The word "aggrieve" in literary contexts has often been employed to express the imposition of sorrow or hardship, whether by divine will or by personal circumstance. In "Revelations of Divine Love" ([1], [2], [3]), the phrase is used in a rhetorical sense to suggest that one should not be troubled by suffering when it is attributed to divine will and purpose. In contrast, in Longfellow’s translation of Dante’s "Divine Comedy" ([4]), the term takes on a more personal tone, reflecting an individual lament about how aging amplifies personal distress.
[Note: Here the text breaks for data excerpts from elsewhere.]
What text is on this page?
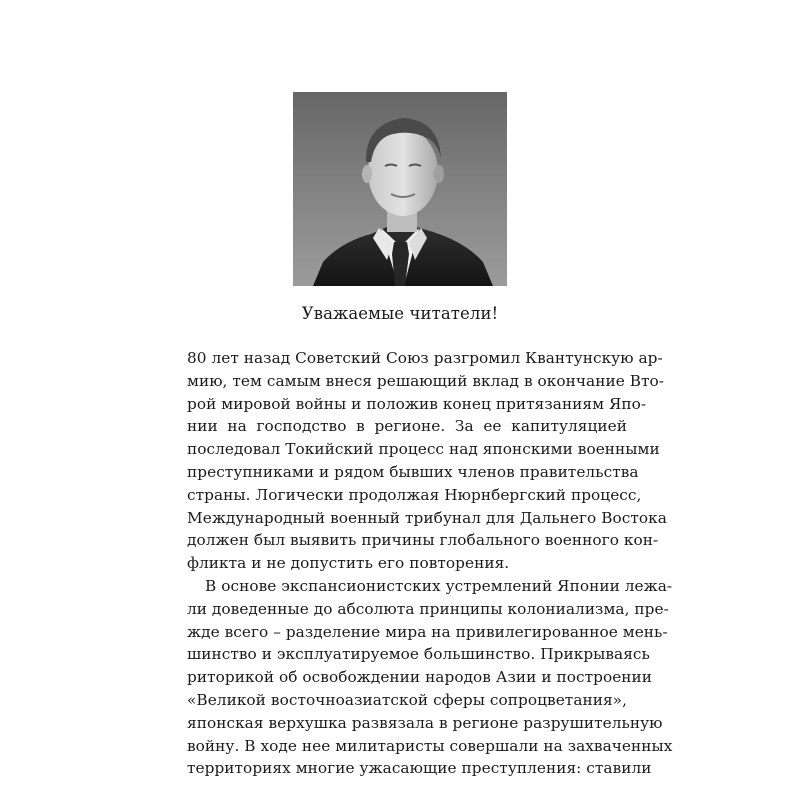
Уважаемые читатели!
80 лет назад Советский Союз разгромил Квантунскую ар-
мию, тем самым внеся решающий вклад в окончание Вто-
рой мировой войны и положив конец притязаниям Япо-
нии на господство в регионе. За ее капитуляцией
последовал Токийский процесс над японскими военными
преступниками и рядом бывших членов правительства
страны. Логически продолжая Нюрнбергский процесс,
Международный военный трибунал для Дальнего Востока
должен был выявить причины глобального военного кон-
фликта и не допустить его повторения.
В основе экспансионистских устремлений Японии лежа-
ли доведенные до абсолюта принципы колониализма, пре-
жде всего – разделение мира на привилегированное мень-
шинство и эксплуатируемое большинство. Прикрываясь
риторикой об освобождении народов Азии и построении
«Великой восточноазиатской сферы сопроцветания»,
японская верхушка развязала в регионе разрушительную
войну. В ходе нее милитаристы совершали на захваченных
территориях многие ужасающие преступления: ставили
Additionally, the definition noted in "Doña Perfecta" ([5]) highlights its usage to indicate provoking or causing one to feel wronged, thereby showcasing the evolution of its meaning from a context of divinely ordained adversity to one of subjective affliction.
  1. What should it then aggrieve thee to suffer awhile, seeing that it is my will and my worship?
    — from Revelations of Divine Love
  2. What should it then aggrieve thee to suffer awhile, seeing it is my will and my worship?
    — from Revelations of Divine Love
  3. And this shewed our Lord in these words: What should it then aggrieve thee to suffer awhile, sith it is my will and my worship?
    — from Revelations of Divine Love
  4. And if it now were, it were not too soon; Would that it were, seeing it needs must be, For 'twill aggrieve me more the more I age.
    — from Divine Comedy, Longfellow's Translation, Hell by Dante Alighieri
  5. agraviar t aggrieve, put one's self wrong with, provoke.